「宇宙戦艦ヤマト/完結編」ドラマ編

Re: 「宇宙戦艦ヤマト/完結編」ドラマ編
投稿日 |
: 2012/01/23 17:26 |
投稿者 |
: 久保田r |
参照先 |
: |
劇場作品「完結編」のドラマ編。仲代達矢さんのナレーションの他に補足用ナレーションとして山内雅人さんの声が随所に挿入されている他は、ほぼそのまま。…というのは当たり前のことなのだけど、本編150分ほどもある内容のものが、ほぼそのままの形でカセット2巻組に収録となっている点が素晴らしいことかと。元々詰め込み過ぎな設定なのではあるのだけど、しかしそれが「ヤマト」の最後にふさわしい壮大なスケールとなっており、且つ厚みをつけているのは確か。二つの銀河系の衝突から端を発し、ガルマン・ガミラス星を訪れ、その帰路にアクエリアスとディンギル星と遭遇、地球の危機、ヤマト激戦の連続という流れを、端折ることなくきっちりと収録している。途中、細かなカット部分はあるものの気にならないほど。ピンチ→ラッキー→ピンチ→ラッキーの連続からなるドラマチックなストーリーの流れが、音のみのドラマ編でもきっちりと展開されている。
地球艦隊の滅亡、ディンギル少年の死、島大介の死…。「完結編」は、これまでの作品と比べ、より悲壮感の濃い作品となっているが、それらを包み込むかのようにヤマトと大和に対する様々な形の色々なロマンが全体に流れている。台詞の一つ一つに力と重みがあり、台詞の切り出し方が実に丁寧でドラマ性に富んでいる。また、シーンを描写する音楽の表現力が心底素晴らしく、併せて効果音も秀逸。音楽と効果音の絡みがドラマチックな作品をより作品を盛り上げており、一つ一つのシーンのイメージをより質の高いものとしている。「完結編」は丁寧で表現力の優れた映像作品であったが、音に関しても同じくらいの質量で持ってこだわりを持っていた。当ドラマ編では、その音のこだわりを篤と味わえる内容となっており、感動すら覚えるほど。極端な例え、ナレーションを排しても作品の本質とロマンとストーリーの流れが掴めるのではないだろうか…と思えるほど素晴らしい仕上がりと出来映えになっている…と思う。(私が、作品をとことん知り尽くしているからかも知れないが)

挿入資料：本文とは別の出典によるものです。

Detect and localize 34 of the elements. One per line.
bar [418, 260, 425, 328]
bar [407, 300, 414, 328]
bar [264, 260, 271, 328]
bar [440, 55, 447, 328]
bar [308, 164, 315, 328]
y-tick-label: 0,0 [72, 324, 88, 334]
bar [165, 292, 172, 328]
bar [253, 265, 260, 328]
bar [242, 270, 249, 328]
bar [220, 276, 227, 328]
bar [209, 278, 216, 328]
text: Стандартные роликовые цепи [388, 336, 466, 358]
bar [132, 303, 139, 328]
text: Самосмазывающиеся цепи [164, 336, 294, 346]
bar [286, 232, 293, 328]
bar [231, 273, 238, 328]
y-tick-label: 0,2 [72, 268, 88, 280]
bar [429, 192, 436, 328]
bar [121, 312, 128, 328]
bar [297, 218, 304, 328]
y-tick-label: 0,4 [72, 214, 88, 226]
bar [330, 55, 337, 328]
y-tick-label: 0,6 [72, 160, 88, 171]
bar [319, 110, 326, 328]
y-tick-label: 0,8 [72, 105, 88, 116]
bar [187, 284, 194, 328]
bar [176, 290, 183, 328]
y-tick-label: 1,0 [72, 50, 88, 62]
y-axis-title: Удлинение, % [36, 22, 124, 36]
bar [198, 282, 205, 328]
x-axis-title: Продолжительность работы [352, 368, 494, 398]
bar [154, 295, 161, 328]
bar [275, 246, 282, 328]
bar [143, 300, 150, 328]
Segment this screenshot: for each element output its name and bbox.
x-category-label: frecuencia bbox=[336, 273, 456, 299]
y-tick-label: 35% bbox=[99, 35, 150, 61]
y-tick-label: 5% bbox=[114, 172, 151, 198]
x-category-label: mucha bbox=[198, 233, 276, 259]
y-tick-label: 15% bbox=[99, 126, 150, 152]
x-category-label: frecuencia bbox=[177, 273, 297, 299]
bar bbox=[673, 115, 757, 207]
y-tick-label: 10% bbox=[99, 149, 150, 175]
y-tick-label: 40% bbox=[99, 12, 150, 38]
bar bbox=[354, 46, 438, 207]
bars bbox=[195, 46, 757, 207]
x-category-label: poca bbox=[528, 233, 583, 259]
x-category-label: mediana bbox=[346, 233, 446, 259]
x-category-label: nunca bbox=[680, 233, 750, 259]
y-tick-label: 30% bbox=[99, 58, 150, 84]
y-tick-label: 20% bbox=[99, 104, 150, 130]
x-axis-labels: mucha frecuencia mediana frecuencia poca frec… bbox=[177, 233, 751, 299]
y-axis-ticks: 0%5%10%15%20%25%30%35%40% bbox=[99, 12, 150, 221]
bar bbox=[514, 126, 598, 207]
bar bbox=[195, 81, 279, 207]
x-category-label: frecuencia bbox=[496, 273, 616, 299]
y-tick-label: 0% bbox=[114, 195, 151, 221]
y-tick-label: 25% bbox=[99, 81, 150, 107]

「1」作目から聞き続けたドラマ編であったが、いくつかの作品のドラマ編は未入手であったりLPで所有してたりという理由で聞いていないものもあるが、こうして順を追って聞くと、これまでの積み重ねの上で作られた「完結編」が最もスケールが大きくて質の高いものであるように感じ取った。TVシリーズのドラマ編などは、ストーリーの起承転結を入れるのが精一杯という構成が多く感動の薄いものもあったが、「完結編」は「ヤマト」の集大成的な作品であるため、隅から隅までが丁寧で聞き応えあり。音楽と台詞と効果音で織りなすドラマを不足なく聞くことができる。いくつかのシーンでは涙ぐんでしまった。「ヤマト」最後の作品に精魂込めた声優さんの演技を堪能できる質の高いアルバム。